Let $p,q$ be conjugate exponents with $p\in(1,\infty]$ and consider a measure space $(X,\mathscr M,\mu)$. Suppose that $S:L^p\to L^p$ and $T:L^p\to L^p$ are both bounded, linear operators. Assume that $S|(L^{p}\cap L^q)=T|(L^{p}\cap L^q)$.
Claim: $S=T$.
The proof is straightforward if $p<\infty$, since $\Sigma$, the set of simple functions supported on finite-measure sets, is dense in $L^p$ and $\Sigma\subseteq L^p\cap L^q$. Hence, since $S$ and $T$ agree on a dense subspace and they are both continuous, they must coincide on the whole space by a limiting argument.
Question: Is this still true if $p=\infty?$ What extra assumptions on $(X,\mathscr M,\mu)$ (e.g. $\sigma$-finitude, semi-finitude, etc.) are needed, if any?

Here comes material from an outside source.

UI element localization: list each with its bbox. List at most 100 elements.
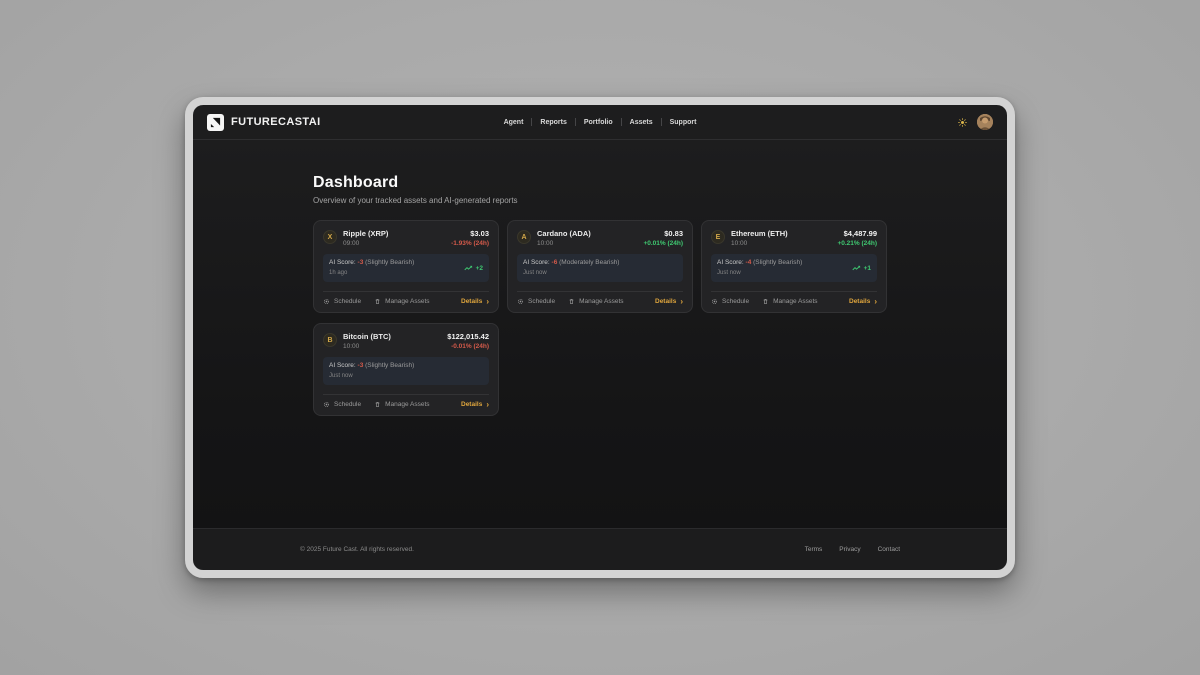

In this case, I think that $L^{\infty}\cap L^1$ is not (necessarily) dense in $L^{\infty}$, so I doubt whether the claim remains true. Yet, I cannot come up with a nice counterexample.
What do you think?
Definitely, $L^\infty\cap L^1$ is not dense in $L^\infty$ if $\mu$ is infinite, since the constant functions are not in the closure of $L^\infty\cap L^1$. So by Hahn–Banach, you can find a bounded linear functional $\phi$ that vanishes on $L^\infty\cap L^1$, yet $\phi(1)=1$.
Now let $S$ be $\phi$ times any fixed member of $L^\infty$, and $T=0$ for a counterexample.
The counterexample must rely on the axiom of choice, unfortunately; you can't get a more concrete example than this.